MONTPELIER, Vt. (AP) — Vermont’s 14 hospitals will be presenting their proposed budgets to regulators in public hearings starting this coming week.
The Green Mountain Care Board is doing its yearly review of the spending plans.
The board will hold hearings this week and next in Montpelier, Burlington and Castleton on budgets for fiscal year 2019.
“It’s a chance for the hospitals to present their story,” Board Chairman Kevin Mullin said Friday. “The hospitals keep saying that each hospital is a different institution and there’s some validity to that.” It’s also a chance for the board and health care advocate to ask questions and the public to weigh in.
The board has set a target increase of 2.8 percent in what hospitals are paid for their health care services and a .04 percent increase for investments in health care reform. As a group, the hospitals are coming in below the total percentage increase at 2.9 percent but many of the smaller hospitals individually are not, Mullin said.
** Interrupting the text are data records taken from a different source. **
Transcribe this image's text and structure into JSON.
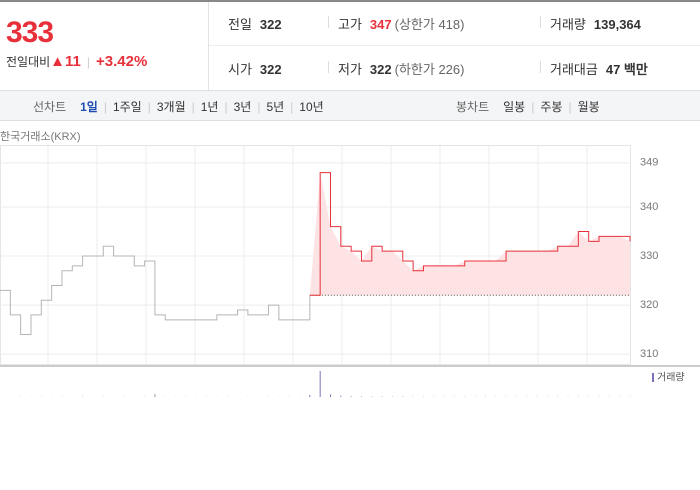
{
  "quote": {
    "price": "333",
    "change_label": "전일대비",
    "change": "11",
    "change_pct": "+3.42%"
  },
  "stats": [
    [
      {
        "label": "전일",
        "value": "322"
      },
      {
        "label": "고가",
        "value": "347",
        "note": "(상한가 418)"
      },
      {
        "label": "거래량",
        "value": "139,364"
      }
    ],
    [
      {
        "label": "시가",
        "value": "322"
      },
      {
        "label": "저가",
        "value": "322",
        "note": "(하한가 226)"
      },
      {
        "label": "거래대금",
        "value": "47 백만"
      }
    ]
  ],
  "tabs": {
    "line_label": "선차트",
    "line_items": [
      "1일",
      "1주일",
      "3개월",
      "1년",
      "3년",
      "5년",
      "10년"
    ],
    "candle_label": "봉차트",
    "candle_items": [
      "일봉",
      "주봉",
      "월봉"
    ]
  },
  "chart_data": {
    "type": "line",
    "source": "한국거래소(KRX)",
    "categories": [
      null,
      null,
      null,
      null,
      null,
      null,
      null,
      null,
      null,
      null,
      null,
      null,
      null,
      null,
      null,
      null,
      null,
      null,
      null,
      null,
      null,
      null,
      null,
      null,
      null,
      null,
      null,
      null,
      null,
      null,
      null,
      null,
      null,
      null,
      null,
      null,
      null,
      null,
      null,
      null,
      null,
      null,
      null,
      null,
      null,
      null,
      null,
      null,
      null,
      null,
      null,
      null,
      null,
      null,
      null,
      null,
      null,
      null,
      null,
      null,
      null,
      null
    ],
    "series": [
      {
        "color": "#b5b5b5",
        "values": [
          323,
          318,
          314,
          318,
          321,
          324,
          327,
          328,
          330,
          330,
          332,
          330,
          330,
          328,
          329,
          318,
          317,
          317,
          317,
          317,
          317,
          318,
          318,
          319,
          318,
          318,
          320,
          317,
          317,
          317,
          322,
          null,
          null,
          null,
          null,
          null,
          null,
          null,
          null,
          null,
          null,
          null,
          null,
          null,
          null,
          null,
          null,
          null,
          null,
          null,
          null,
          null,
          null,
          null,
          null,
          null,
          null,
          null,
          null,
          null,
          null,
          null
        ]
      },
      {
        "color": "#e8303a",
        "values": [
          null,
          null,
          null,
          null,
          null,
          null,
          null,
          null,
          null,
          null,
          null,
          null,
          null,
          null,
          null,
          null,
          null,
          null,
          null,
          null,
          null,
          null,
          null,
          null,
          null,
          null,
          null,
          null,
          null,
          null,
          322,
          347,
          336,
          332,
          331,
          329,
          332,
          331,
          331,
          329,
          327,
          328,
          328,
          328,
          328,
          329,
          329,
          329,
          329,
          331,
          331,
          331,
          331,
          331,
          332,
          332,
          335,
          333,
          334,
          334,
          334,
          333
        ]
      }
    ],
    "baseline": 322,
    "ylim": [
      308,
      351
    ],
    "yticks": [
      310,
      320,
      330,
      340,
      349
    ],
    "grid": true,
    "volume": {
      "name": "거래량",
      "color": "#7d72b8",
      "values": [
        300,
        200,
        300,
        200,
        300,
        200,
        300,
        200,
        400,
        200,
        300,
        200,
        300,
        200,
        300,
        3500,
        300,
        200,
        300,
        200,
        300,
        200,
        300,
        200,
        300,
        200,
        300,
        200,
        300,
        200,
        2500,
        30000,
        3000,
        1500,
        800,
        600,
        500,
        500,
        400,
        400,
        300,
        300,
        300,
        300,
        300,
        300,
        300,
        300,
        300,
        300,
        300,
        300,
        300,
        300,
        300,
        300,
        300,
        300,
        300,
        300,
        300,
        300
      ]
    }
  }
}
“That’s what we have to get to the bottom of. The reason why,” he said. “The hospitals would like to paint the picture that overall the hospitals have come in under budget but if you take a look at it, it’s all over the map. “Fortunately those hospitals that are larger are treating more Vermont patients (and) were able to come under the 3.2 (percent) cap. But smaller hospitals are pretty much saying that they can’t. That’s the story that we’re going to have to listen to and make a decision on.”
In setting budgets, it’s less about the size of the hospital, than the characteristics of the individual hospital and the health care needs of the community, said Jeff Tieman, president and CEO of the Vermont Association of Hospitals and Health Systems.
Rural hospitals, which are often small, face challenges nationwide, he said. The challenge for smaller hospitals is they don’t have as many economies of scale as larger ones, he said.
“A good way to think of it is a 1 percentage increase for a big hospital yields quite a bit more money than a 1 percentage point in a smaller hospital, even though they’re faced with many of the same challenges and demands, from labor costs to high drug costs to supply chain challenges,” he said.
The board plans to issue decisions on the budgets in mid-September.